Identification of thymidine-5′-aldehyde at DNA strand breaks induced by neocarzinostatin chromophore

Abstract
Snake venom phosphodiesterase or endonuclease S1 digestion of neocarzinostatin chromophore-treated [calf thymus] DNA, labeled in its thymidine residues, liberated an unusual labeled nucleoside from the 5'' end of a drug-induced break. This substance, isolated by reverse-phase HPLC [high pressure liquid chromatography], possessed carbons from the thymine and the deoxyribose moieties of thymidine in the DNA, but, unlike thymidine, was readily degraded at pH 12 to thymine and a sugar fragment. The altered nucleoside was shown to contained a carbonyl group by its reduction with NaBH4 to form a substance that had the chromatographic properties of thymidine and by its reaction with various hydrazines to form the respective hydrazone derivatives; the carbonyl existed as the 5'' aldehyde as shown by its mild chemical oxidation to the carboxylic acid with simultaneous loss of the 5'' 3H. Mass spectral analysis showed a fragmentation pattern compatible with the structure thymidine-5''-aldehyde.

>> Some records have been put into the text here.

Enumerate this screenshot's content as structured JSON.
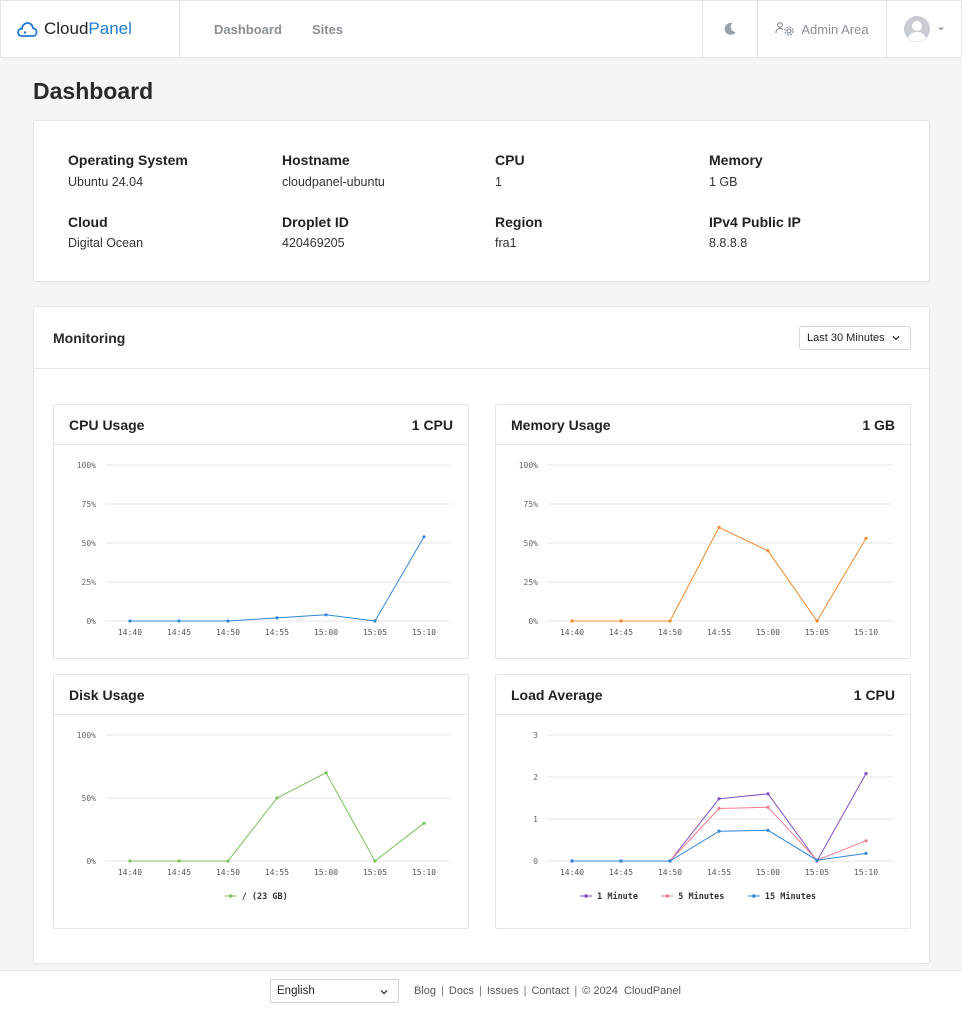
{
  "brand": {
    "name_part1": "Cloud",
    "name_part2": "Panel"
  },
  "nav": {
    "dashboard": "Dashboard",
    "sites": "Sites"
  },
  "header": {
    "admin_area": "Admin Area"
  },
  "page_title": "Dashboard",
  "server_info": [
    {
      "label": "Operating System",
      "value": "Ubuntu 24.04"
    },
    {
      "label": "Hostname",
      "value": "cloudpanel-ubuntu"
    },
    {
      "label": "CPU",
      "value": "1"
    },
    {
      "label": "Memory",
      "value": "1 GB"
    },
    {
      "label": "Cloud",
      "value": "Digital Ocean"
    },
    {
      "label": "Droplet ID",
      "value": "420469205"
    },
    {
      "label": "Region",
      "value": "fra1"
    },
    {
      "label": "IPv4 Public IP",
      "value": "8.8.8.8"
    }
  ],
  "monitoring": {
    "title": "Monitoring",
    "range_selected": "Last 30 Minutes"
  },
  "colors": {
    "accent": "#1f7bd6",
    "cpu": "#2f86d6",
    "memory": "#f08a2c",
    "disk": "#7ac25a",
    "load_1": "#7b4fc2",
    "load_5": "#f27b8a",
    "load_15": "#2f86d6"
  },
  "charts": [
    {
      "title": "CPU Usage",
      "badge": "1 CPU"
    },
    {
      "title": "Memory Usage",
      "badge": "1 GB"
    },
    {
      "title": "Disk Usage",
      "badge": ""
    },
    {
      "title": "Load Average",
      "badge": "1 CPU"
    }
  ],
  "chart_data": [
    {
      "type": "line",
      "title": "CPU Usage",
      "x": [
        "14:40",
        "14:45",
        "14:50",
        "14:55",
        "15:00",
        "15:05",
        "15:10"
      ],
      "yticks": [
        "0%",
        "25%",
        "50%",
        "75%",
        "100%"
      ],
      "ylim": [
        0,
        100
      ],
      "grid": true,
      "series": [
        {
          "values": [
            0,
            0,
            0,
            2,
            4,
            0,
            54
          ]
        }
      ]
    },
    {
      "type": "line",
      "title": "Memory Usage",
      "x": [
        "14:40",
        "14:45",
        "14:50",
        "14:55",
        "15:00",
        "15:05",
        "15:10"
      ],
      "yticks": [
        "0%",
        "25%",
        "50%",
        "75%",
        "100%"
      ],
      "ylim": [
        0,
        100
      ],
      "grid": true,
      "series": [
        {
          "values": [
            0,
            0,
            0,
            60,
            45,
            0,
            53
          ]
        }
      ]
    },
    {
      "type": "line",
      "title": "Disk Usage",
      "x": [
        "14:40",
        "14:45",
        "14:50",
        "14:55",
        "15:00",
        "15:05",
        "15:10"
      ],
      "yticks": [
        "0%",
        "50%",
        "100%"
      ],
      "ylim": [
        0,
        100
      ],
      "grid": true,
      "legend": "bottom",
      "series": [
        {
          "name": "/ (23 GB)",
          "values": [
            0,
            0,
            0,
            50,
            70,
            0,
            30
          ]
        }
      ]
    },
    {
      "type": "line",
      "title": "Load Average",
      "x": [
        "14:40",
        "14:45",
        "14:50",
        "14:55",
        "15:00",
        "15:05",
        "15:10"
      ],
      "yticks": [
        "0",
        "1",
        "2",
        "3"
      ],
      "ylim": [
        0,
        3
      ],
      "grid": true,
      "legend": "bottom",
      "series": [
        {
          "name": "1 Minute",
          "values": [
            0,
            0,
            0,
            1.48,
            1.6,
            0,
            2.08
          ]
        },
        {
          "name": "5 Minutes",
          "values": [
            0,
            0,
            0,
            1.25,
            1.28,
            0.02,
            0.48
          ]
        },
        {
          "name": "15 Minutes",
          "values": [
            0,
            0,
            0,
            0.71,
            0.73,
            0.02,
            0.18
          ]
        }
      ]
    }
  ],
  "footer": {
    "language": "English",
    "links": [
      "Blog",
      "Docs",
      "Issues",
      "Contact"
    ],
    "copyright": "© 2024",
    "brand": "CloudPanel"
  }
}
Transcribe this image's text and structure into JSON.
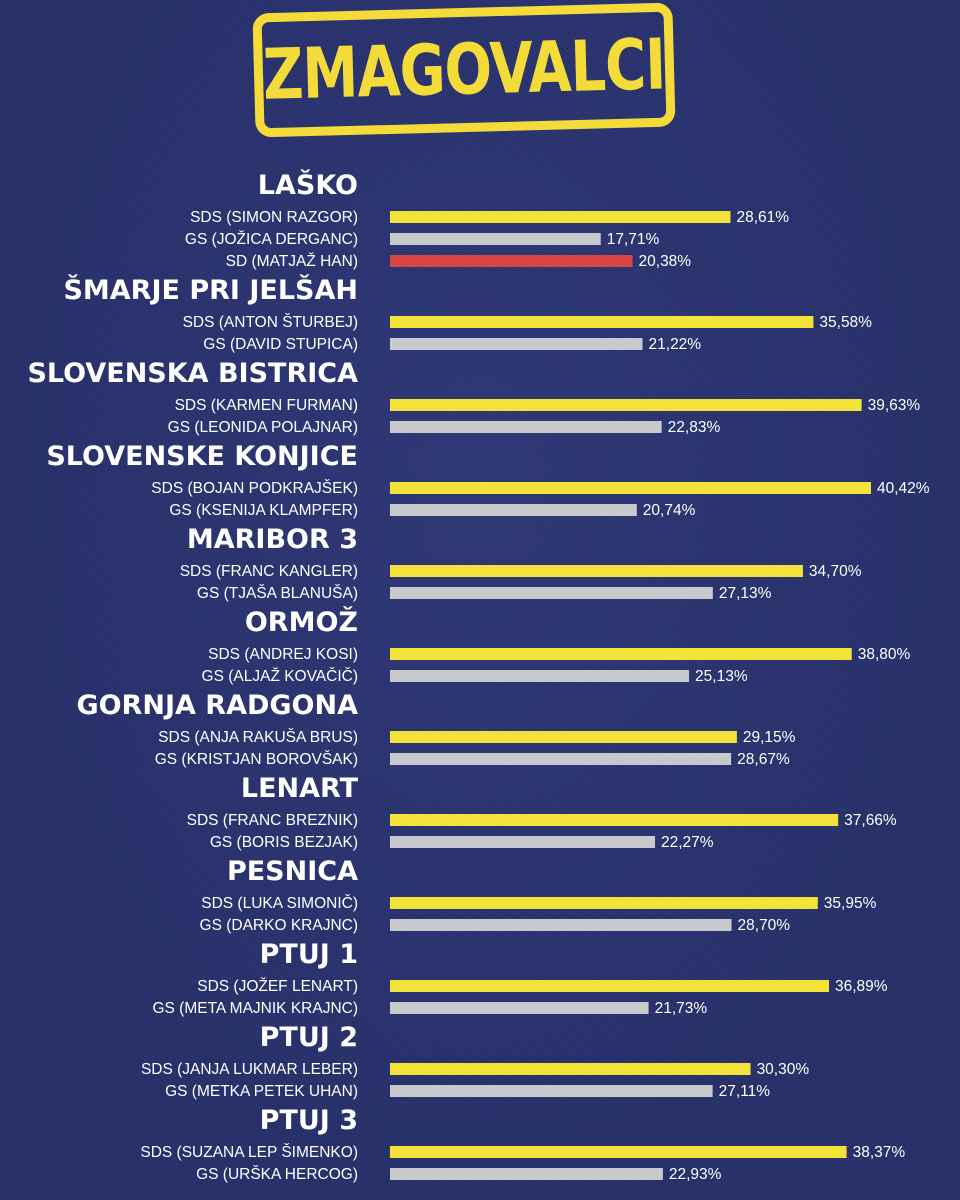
{
  "header": {
    "title": "ZMAGOVALCI"
  },
  "colors": {
    "background": "#27306a",
    "sds": "#f3e23a",
    "gs": "#c8c9cc",
    "sd": "#d94646",
    "stamp": "#f3dc3a",
    "text": "#ffffff"
  },
  "chart_data": {
    "type": "bar",
    "orientation": "horizontal",
    "xlim": [
      0,
      50
    ],
    "unit": "%",
    "groups": [
      {
        "district": "LAŠKO",
        "entries": [
          {
            "label": "SDS (SIMON RAZGOR)",
            "party": "sds",
            "value": 28.61,
            "display": "28,61%"
          },
          {
            "label": "GS (JOŽICA DERGANC)",
            "party": "gs",
            "value": 17.71,
            "display": "17,71%"
          },
          {
            "label": "SD (MATJAŽ HAN)",
            "party": "sd",
            "value": 20.38,
            "display": "20,38%"
          }
        ]
      },
      {
        "district": "ŠMARJE PRI JELŠAH",
        "entries": [
          {
            "label": "SDS (ANTON ŠTURBEJ)",
            "party": "sds",
            "value": 35.58,
            "display": "35,58%"
          },
          {
            "label": "GS (DAVID STUPICA)",
            "party": "gs",
            "value": 21.22,
            "display": "21,22%"
          }
        ]
      },
      {
        "district": "SLOVENSKA BISTRICA",
        "entries": [
          {
            "label": "SDS (KARMEN FURMAN)",
            "party": "sds",
            "value": 39.63,
            "display": "39,63%"
          },
          {
            "label": "GS (LEONIDA POLAJNAR)",
            "party": "gs",
            "value": 22.83,
            "display": "22,83%"
          }
        ]
      },
      {
        "district": "SLOVENSKE KONJICE",
        "entries": [
          {
            "label": "SDS (BOJAN PODKRAJŠEK)",
            "party": "sds",
            "value": 40.42,
            "display": "40,42%"
          },
          {
            "label": "GS (KSENIJA KLAMPFER)",
            "party": "gs",
            "value": 20.74,
            "display": "20,74%"
          }
        ]
      },
      {
        "district": "MARIBOR 3",
        "entries": [
          {
            "label": "SDS (FRANC KANGLER)",
            "party": "sds",
            "value": 34.7,
            "display": "34,70%"
          },
          {
            "label": "GS (TJAŠA BLANUŠA)",
            "party": "gs",
            "value": 27.13,
            "display": "27,13%"
          }
        ]
      },
      {
        "district": "ORMOŽ",
        "entries": [
          {
            "label": "SDS (ANDREJ KOSI)",
            "party": "sds",
            "value": 38.8,
            "display": "38,80%"
          },
          {
            "label": "GS (ALJAŽ KOVAČIČ)",
            "party": "gs",
            "value": 25.13,
            "display": "25,13%"
          }
        ]
      },
      {
        "district": "GORNJA RADGONA",
        "entries": [
          {
            "label": "SDS (ANJA RAKUŠA BRUS)",
            "party": "sds",
            "value": 29.15,
            "display": "29,15%"
          },
          {
            "label": "GS (KRISTJAN BOROVŠAK)",
            "party": "gs",
            "value": 28.67,
            "display": "28,67%"
          }
        ]
      },
      {
        "district": "LENART",
        "entries": [
          {
            "label": "SDS (FRANC BREZNIK)",
            "party": "sds",
            "value": 37.66,
            "display": "37,66%"
          },
          {
            "label": "GS (BORIS BEZJAK)",
            "party": "gs",
            "value": 22.27,
            "display": "22,27%"
          }
        ]
      },
      {
        "district": "PESNICA",
        "entries": [
          {
            "label": "SDS (LUKA SIMONIČ)",
            "party": "sds",
            "value": 35.95,
            "display": "35,95%"
          },
          {
            "label": "GS (DARKO KRAJNC)",
            "party": "gs",
            "value": 28.7,
            "display": "28,70%"
          }
        ]
      },
      {
        "district": "PTUJ 1",
        "entries": [
          {
            "label": "SDS (JOŽEF LENART)",
            "party": "sds",
            "value": 36.89,
            "display": "36,89%"
          },
          {
            "label": "GS (META MAJNIK KRAJNC)",
            "party": "gs",
            "value": 21.73,
            "display": "21,73%"
          }
        ]
      },
      {
        "district": "PTUJ 2",
        "entries": [
          {
            "label": "SDS (JANJA LUKMAR LEBER)",
            "party": "sds",
            "value": 30.3,
            "display": "30,30%"
          },
          {
            "label": "GS (METKA PETEK UHAN)",
            "party": "gs",
            "value": 27.11,
            "display": "27,11%"
          }
        ]
      },
      {
        "district": "PTUJ 3",
        "entries": [
          {
            "label": "SDS (SUZANA LEP ŠIMENKO)",
            "party": "sds",
            "value": 38.37,
            "display": "38,37%"
          },
          {
            "label": "GS (URŠKA HERCOG)",
            "party": "gs",
            "value": 22.93,
            "display": "22,93%"
          }
        ]
      }
    ]
  }
}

Apparently the nonprotein chromophore of neocarzinostatin, in the presence of a reducing substance (2-mercaptoethanol) and molecular oxygen, selectively oxidizes the 5'' carbon of nucleosides in DNA to the aldehyde, resulting in a strand break and a DNA fragment bearing nucleoside-5''-aldehyde at its 5'' end. [Neocarzinostatin is an antineoplastic drug.].